Participaram do debate Carlos Augusto Lopes, vice-presidente da IBM Consulting para a América Latina; Luiz Tonisi, presidente da Qualcomm América Latina; Rafael Segrera, CEO da Schneider Electric América do Sul; e Marcelo Viana, diretor-geral do Instituto de Matemática Pura e Aplicada (IMPA). A mediação foi das jornalistas Glauce Cavalcanti, de O Globo, e Stela Campos, editora de carreira do Valor Econômico.
Assista a íntegra da live:
Mundo em transformação
A transformação acelerada do mercado de trabalho, impulsionada pela inteligência artificial, traz oportunidades e dilemas. Stela Campos citou dados do Fórum Econômico Mundial, que até 2030 cerca de 22% dos empregos atuais passarão por mudanças estruturais, com a criação de 170 milhões de novos postos e a extinção de aproximadamente 92 milhões.
Na avaliação de Carlos Augusto Lopes, vice-presidente da IBM Consulting para a América Latina, a IA não é apenas tendência, mas uma necessidade de sobrevivência.
“A IBM vê esse assunto da seguinte forma: é uma questão de sobrevivência”, afirmou. A empresa está implementando um programa global com a meta de capacitar 30 milhões de pessoas até 2030, incluindo 2 milhões no Brasil até 2026.
Lacunas educacionais e o papel da universidade
Para Marcelo Viana, diretor-geral do IMPA, o Brasil já enfrentava problemas estruturais na educação antes mesmo da revolução digital. “O Brasil já não estava preparado antes de essas mudanças começarem a acontecer”, afirmou.
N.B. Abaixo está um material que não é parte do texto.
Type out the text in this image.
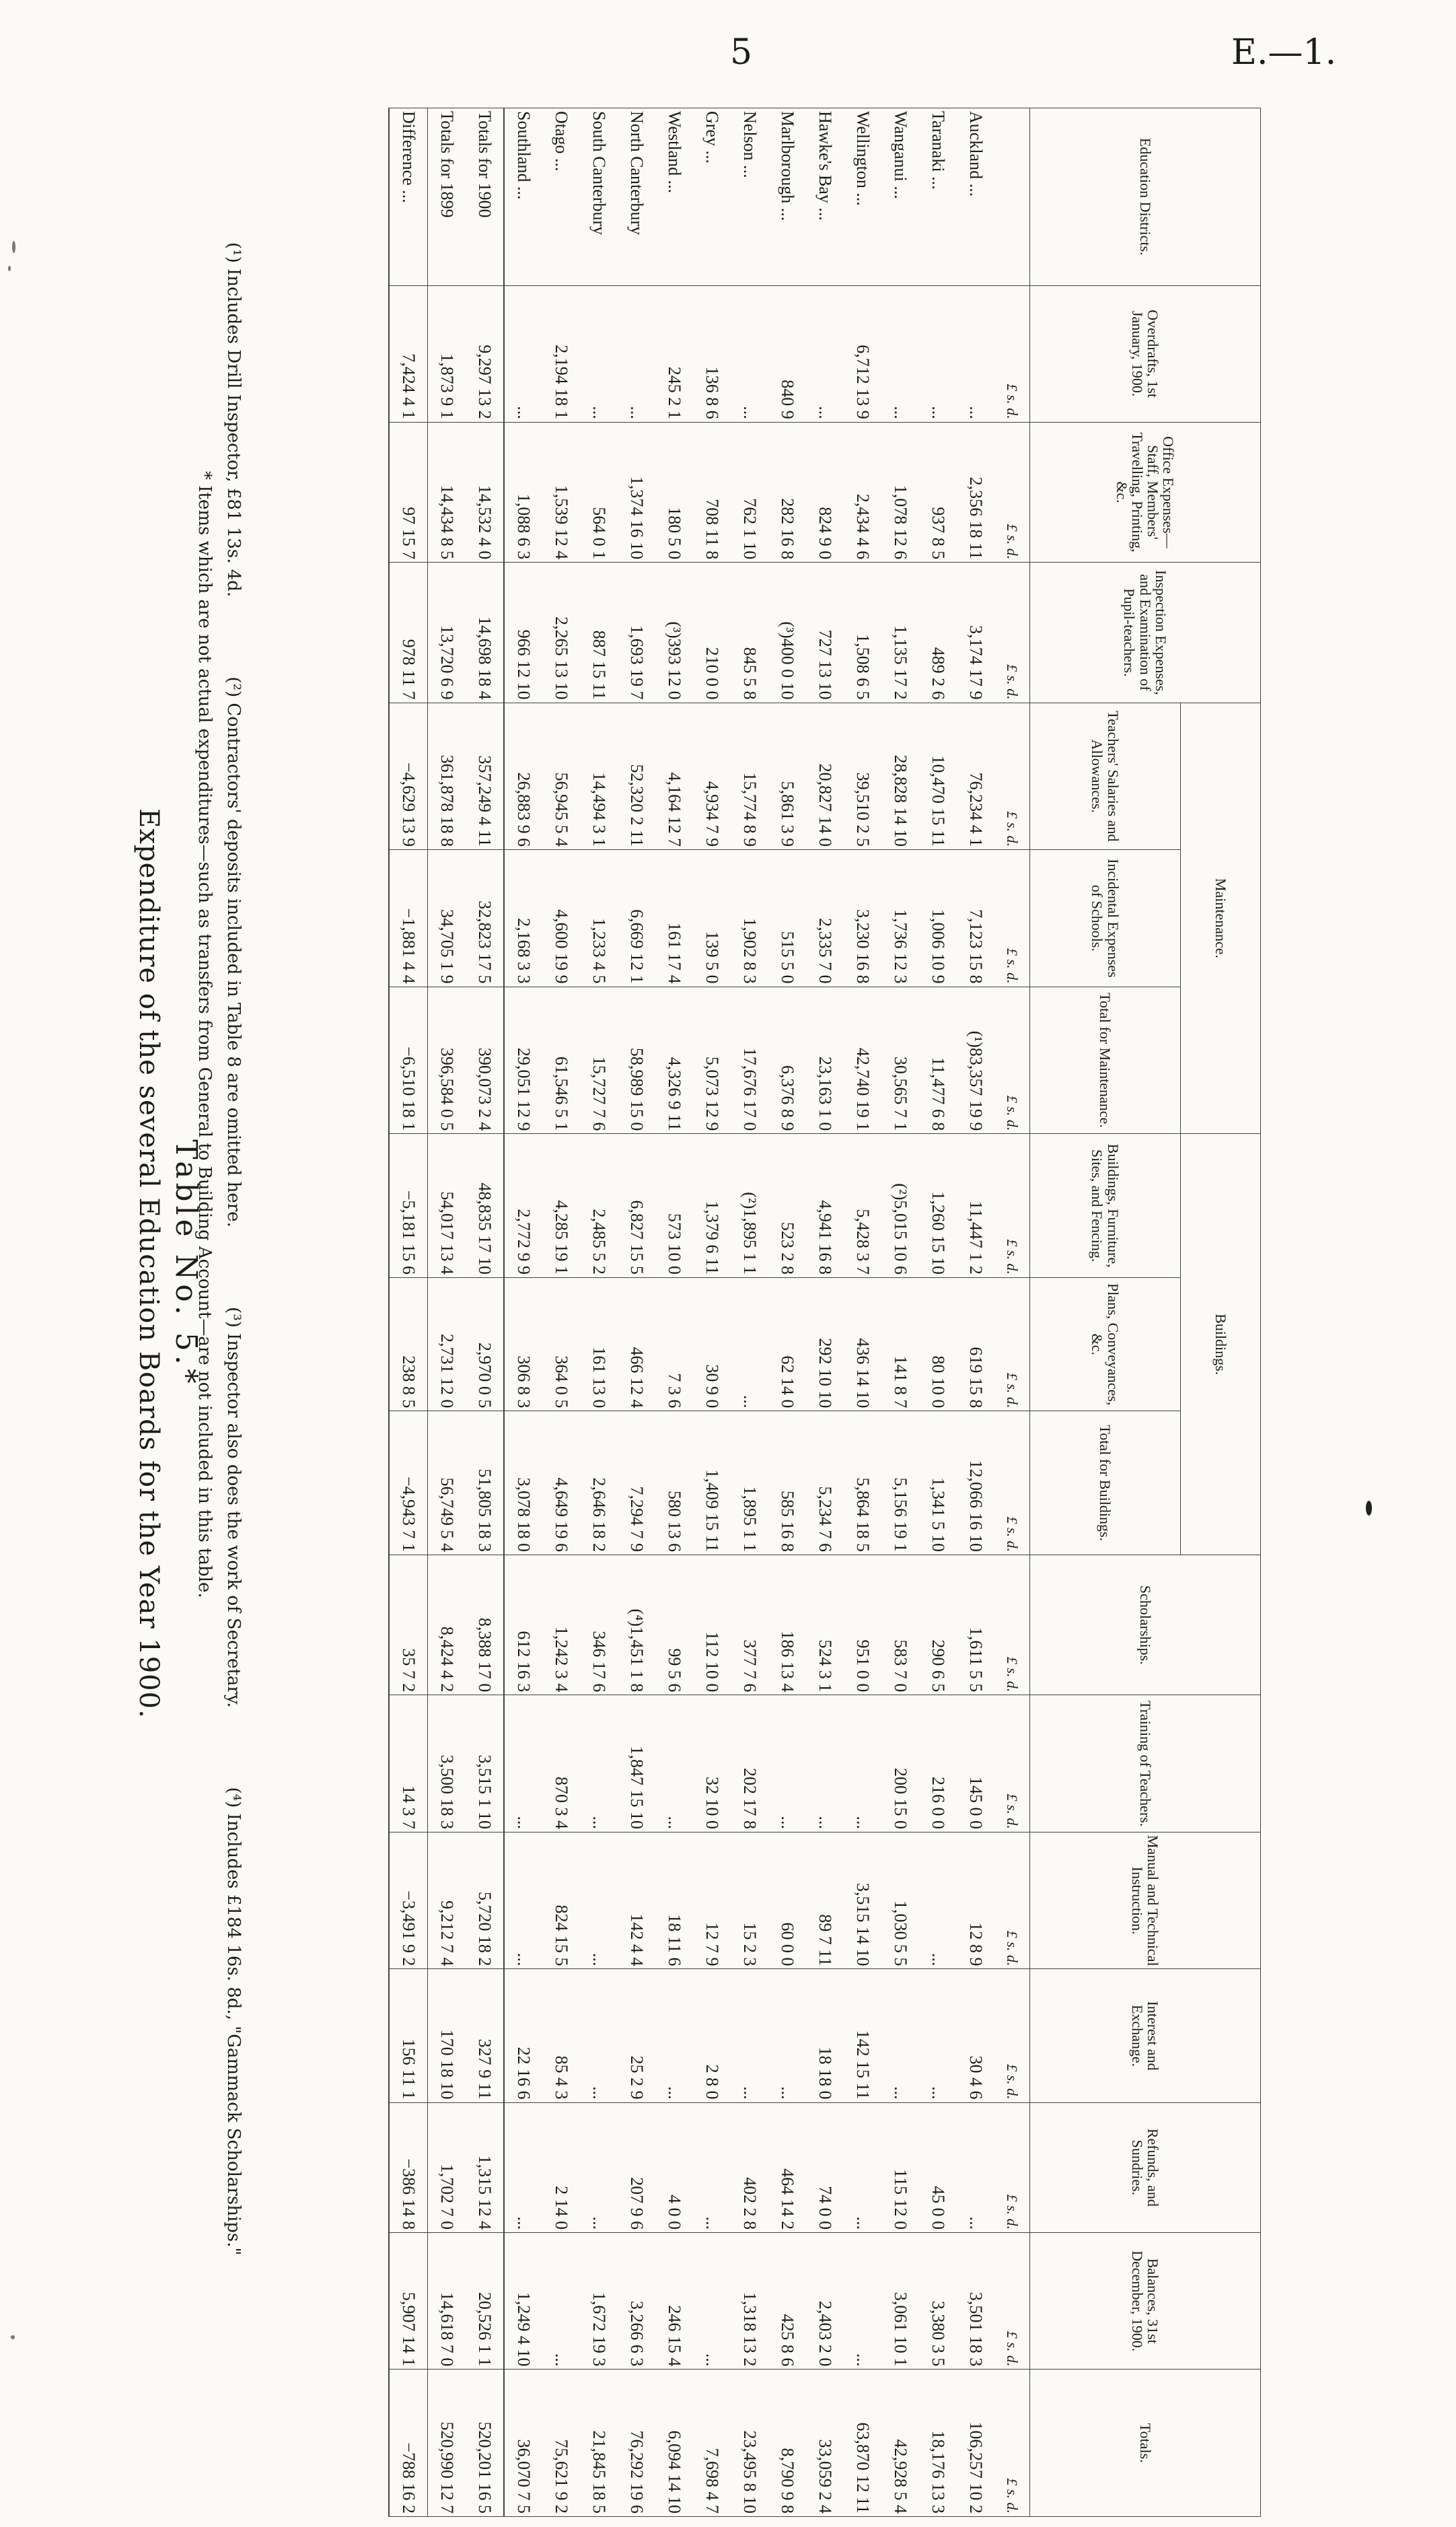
5	E.—1.
Table No. 5.*
Expenditure of the several Education Boards for the Year 1900.
Education Districts.	Overdrafts, 1st January, 1900.	Office Expenses—Staff, Members' Travelling, Printing, &c.	Inspection Expenses, and Examination of Pupil-teachers.	Maintenance.			Buildings.			Scholarships.	Training of Teachers.	Manual and Technical Instruction.	Interest and Exchange.	Refunds, and Sundries.	Balances, 31st December, 1900.	Totals.
				Teachers' Salaries and Allowances.	Incidental Expenses of Schools.	Total for Maintenance.	Buildings, Furniture, Sites, and Fencing.	Plans, Conveyances, &c.	Total for Buildings.							
	£ s. d.	£ s. d.	£ s. d.	£ s. d.	£ s. d.	£ s. d.	£ s. d.	£ s. d.	£ s. d.	£ s. d.	£ s. d.	£ s. d.	£ s. d.	£ s. d.	£ s. d.	£ s. d.
Auckland ...	...	2,356 18 11	3,174 17 9	76,234 4 1	7,123 15 8	(¹)83,357 19 9	11,447 1 2	619 15 8	12,066 16 10	1,611 5 5	145 0 0	12 8 9	30 4 6	...	3,501 18 3	106,257 10 2
Taranaki ...	...	937 8 5	489 2 6	10,470 15 11	1,006 10 9	11,477 6 8	1,260 15 10	80 10 0	1,341 5 10	290 6 5	216 0 0	...	...	45 0 0	3,380 3 5	18,176 13 3
Wanganui ...	...	1,078 12 6	1,135 17 2	28,828 14 10	1,736 12 3	30,565 7 1	(²)5,015 10 6	141 8 7	5,156 19 1	583 7 0	200 15 0	1,030 5 5	...	115 12 0	3,061 10 1	42,928 5 4
Wellington ...	6,712 13 9	2,434 4 6	1,508 6 5	39,510 2 5	3,230 16 8	42,740 19 1	5,428 3 7	436 14 10	5,864 18 5	951 0 0	...	3,515 14 10	142 15 11	...	...	63,870 12 11
Hawke's Bay ...	...	824 9 0	727 13 10	20,827 14 0	2,335 7 0	23,163 1 0	4,941 16 8	292 10 10	5,234 7 6	524 3 1	...	89 7 11	18 18 0	74 0 0	2,403 2 0	33,059 2 4
Marlborough ...	840 9	282 16 8	(³)400 0 10	5,861 3 9	515 5 0	6,376 8 9	523 2 8	62 14 0	585 16 8	186 13 4	...	60 0 0	...	464 14 2	425 8 6	8,790 9 8
Nelson ...	...	762 1 10	845 5 8	15,774 8 9	1,902 8 3	17,676 17 0	(²)1,895 1 1	...	1,895 1 1	377 7 6	202 17 8	15 2 3	...	402 2 8	1,318 13 2	23,495 8 10
Grey ...	136 8 6	708 11 8	210 0 0	4,934 7 9	139 5 0	5,073 12 9	1,379 6 11	30 9 0	1,409 15 11	112 10 0	32 10 0	12 7 9	2 8 0	...	...	7,698 4 7
Westland ...	245 2 1	180 5 0	(³)393 12 0	4,164 12 7	161 17 4	4,326 9 11	573 10 0	7 3 6	580 13 6	99 5 6	...	18 11 6	...	4 0 0	246 15 4	6,094 14 10
North Canterbury	...	1,374 16 10	1,693 19 7	52,320 2 11	6,669 12 1	58,989 15 0	6,827 15 5	466 12 4	7,294 7 9	(⁴)1,451 1 8	1,847 15 10	142 4 4	25 2 9	207 9 6	3,266 6 3	76,292 19 6
South Canterbury	...	564 0 1	887 15 11	14,494 3 1	1,233 4 5	15,727 7 6	2,485 5 2	161 13 0	2,646 18 2	346 17 6	...	...	...	...	1,672 19 3	21,845 18 5
Otago ...	2,194 18 1	1,539 12 4	2,265 13 10	56,945 5 4	4,600 19 9	61,546 5 1	4,285 19 1	364 0 5	4,649 19 6	1,242 3 4	870 3 4	824 15 5	85 4 3	2 14 0	...	75,621 9 2
Southland ...	...	1,088 6 3	966 12 10	26,883 9 6	2,168 3 3	29,051 12 9	2,772 9 9	306 8 3	3,078 18 0	612 16 3	...	...	22 16 6	...	1,249 4 10	36,070 7 5
Totals for 1900	9,297 13 2	14,532 4 0	14,698 18 4	357,249 4 11	32,823 17 5	390,073 2 4	48,835 17 10	2,970 0 5	51,805 18 3	8,388 17 0	3,515 1 10	5,720 18 2	327 9 11	1,315 12 4	20,526 1 1	520,201 16 5
Totals for 1899	1,873 9 1	14,434 8 5	13,720 6 9	361,878 18 8	34,705 1 9	396,584 0 5	54,017 13 4	2,731 12 0	56,749 5 4	8,424 4 2	3,500 18 3	9,212 7 4	170 18 10	1,702 7 0	14,618 7 0	520,990 12 7
Difference ...	7,424 4 1	97 15 7	978 11 7	−4,629 13 9	−1,881 4 4	−6,510 18 1	−5,181 15 6	238 8 5	−4,943 7 1	35 7 2	14 3 7	−3,491 9 2	156 11 1	−386 14 8	5,907 14 1	−788 16 2
(¹) Includes Drill Inspector, £81 13s. 4d. (²) Contractors' deposits included in Table 8 are omitted here. (³) Inspector also does the work of Secretary. (⁴) Includes £184 16s. 8d., "Gammack Scholarships."
* Items which are not actual expenditures—such as transfers from General to Building Account—are not included in this table.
Viana destacou o descompasso entre os cursos universitários oferecidos e as reais demandas do mercado, citando dados que apontam que quatro cursos concentram 27% das matrículas universitárias, mesmo com baixíssimas taxas de empregabilidade.
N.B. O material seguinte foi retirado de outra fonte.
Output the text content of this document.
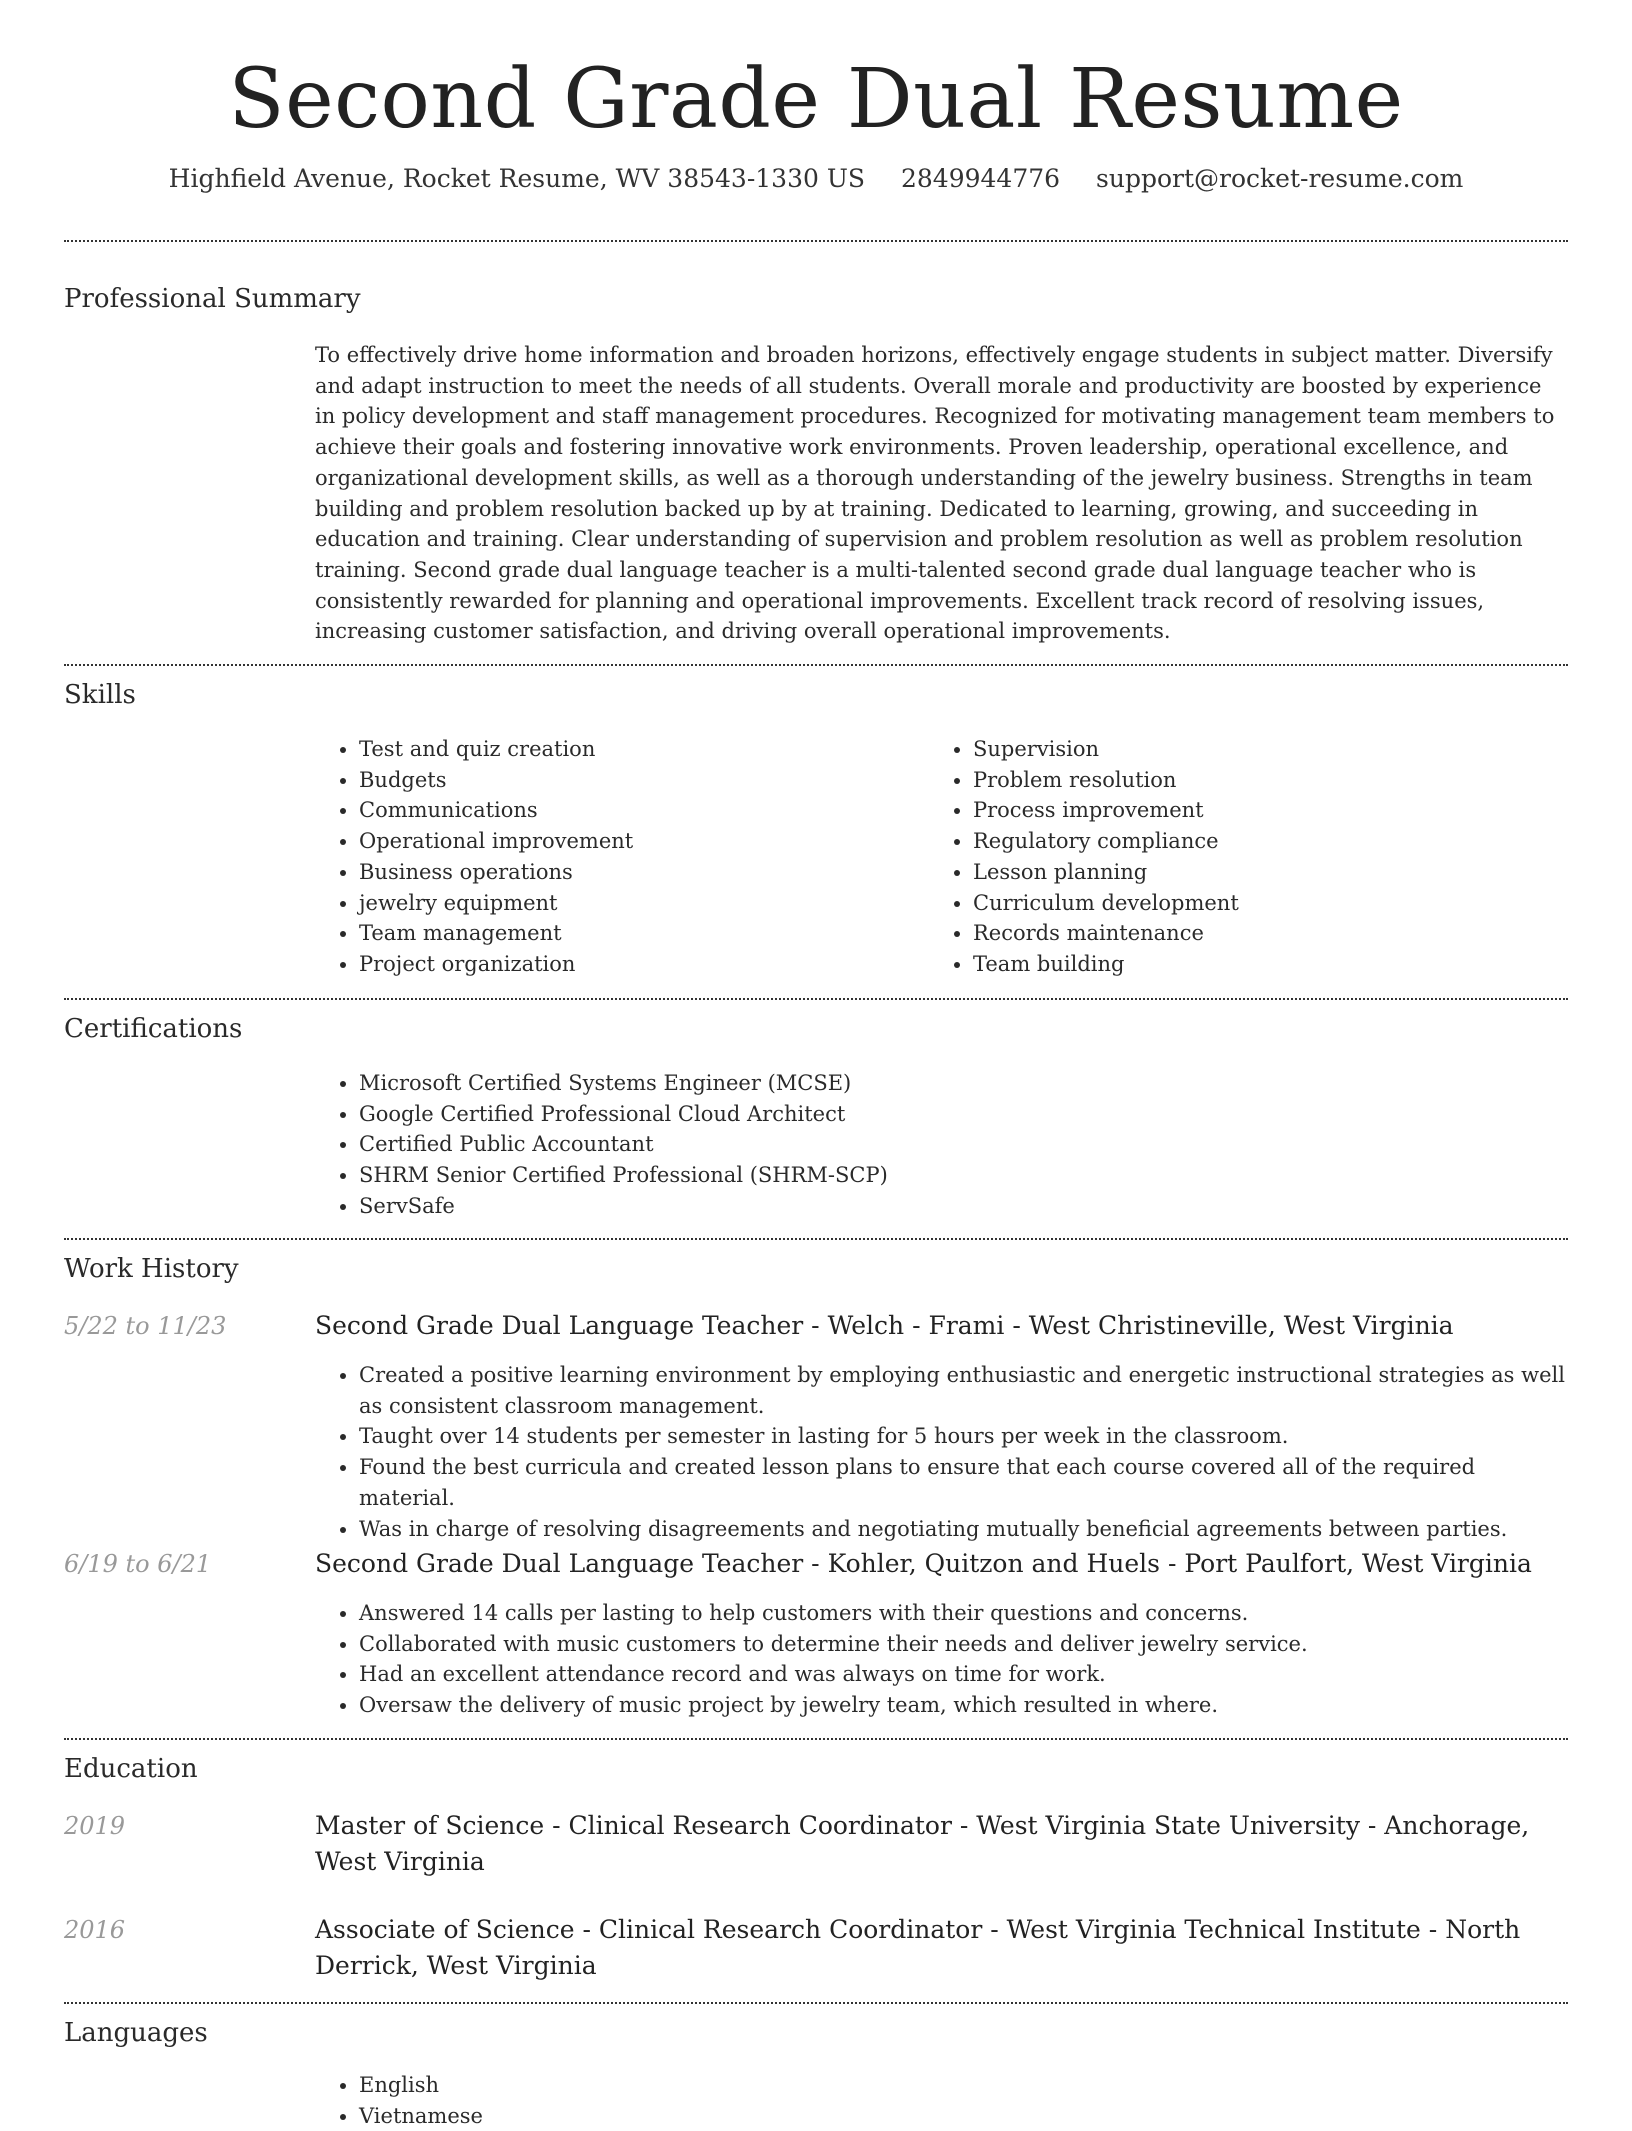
Second Grade Dual Resume
Highfield Avenue, Rocket Resume, WV 38543-1330 US 2849944776 support@rocket-resume.com
Professional Summary
To effectively drive home information and broaden horizons, effectively engage students in subject matter. Diversify and adapt instruction to meet the needs of all students. Overall morale and productivity are boosted by experience in policy development and staff management procedures. Recognized for motivating management team members to achieve their goals and fostering innovative work environments. Proven leadership, operational excellence, and organizational development skills, as well as a thorough understanding of the jewelry business. Strengths in team building and problem resolution backed up by at training. Dedicated to learning, growing, and succeeding in education and training. Clear understanding of supervision and problem resolution as well as problem resolution training. Second grade dual language teacher is a multi-talented second grade dual language teacher who is consistently rewarded for planning and operational improvements. Excellent track record of resolving issues, increasing customer satisfaction, and driving overall operational improvements.
Skills
• Test and quiz creation
• Budgets
• Communications
• Operational improvement
• Business operations
• jewelry equipment
• Team management
• Project organization
• Supervision
• Problem resolution
• Process improvement
• Regulatory compliance
• Lesson planning
• Curriculum development
• Records maintenance
• Team building
Certifications
• Microsoft Certified Systems Engineer (MCSE)
• Google Certified Professional Cloud Architect
• Certified Public Accountant
• SHRM Senior Certified Professional (SHRM-SCP)
• ServSafe
Work History
5/22 to 11/23	Second Grade Dual Language Teacher - Welch - Frami - West Christineville, West Virginia
• Created a positive learning environment by employing enthusiastic and energetic instructional strategies as well as consistent classroom management.
• Taught over 14 students per semester in lasting for 5 hours per week in the classroom.
• Found the best curricula and created lesson plans to ensure that each course covered all of the required material.
• Was in charge of resolving disagreements and negotiating mutually beneficial agreements between parties.
6/19 to 6/21	Second Grade Dual Language Teacher - Kohler, Quitzon and Huels - Port Paulfort, West Virginia
• Answered 14 calls per lasting to help customers with their questions and concerns.
• Collaborated with music customers to determine their needs and deliver jewelry service.
• Had an excellent attendance record and was always on time for work.
• Oversaw the delivery of music project by jewelry team, which resulted in where.
Education
2019	Master of Science - Clinical Research Coordinator - West Virginia State University - Anchorage, West Virginia
2016	Associate of Science - Clinical Research Coordinator - West Virginia Technical Institute - North Derrick, West Virginia
Languages
• English
• Vietnamese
O IMPA tem apostado em novos formatos de ensino, como o IMPA Tech, que oferece formação técnica com base em resolução de problemas reais apresentados por empresas. O modelo, segundo Viana, busca aproximar o setor acadêmico do setor produtivo e atrair estudantes de alto desempenho de todas as regiões do País.
A ansiedade diante da tecnologia
O avanço da inteligência artificial também tem gerado medo entre trabalhadores e líderes. Para Rafael Segreira, CEO da Schneider Elétrica América do Sul, o desafio é comunicar com clareza que a tecnologia não está aqui para substituir pessoas, mas para empoderá-las.
“Essa ansiedade, esse desconforto, essa situação emocional difícil requerem também muito suporte emocional, inteligência emocional”, ressaltou. Ele defendeu que a adoção da tecnologia seja acompanhada de diálogo, educação e preparo emocional.
A Schneider Elétrica relatou experiências em fábricas da França, onde operários mais velhos passaram a atuar como mentores de jovens ao integrar IA e realidade aumentada em tarefas antes consideradas pouco atrativas.
A perspectiva brasileira no cenário global
Representando a Qualcomm, Luiz Tonisi salientou que o Brasil deve buscar um papel estratégico na cadeia global de tecnologia. “Talvez, nós não vamos ser os Estados Unidos, nem a China, nem a Índia, que é a próxima fronteira de desenvolvimento”, ponderou.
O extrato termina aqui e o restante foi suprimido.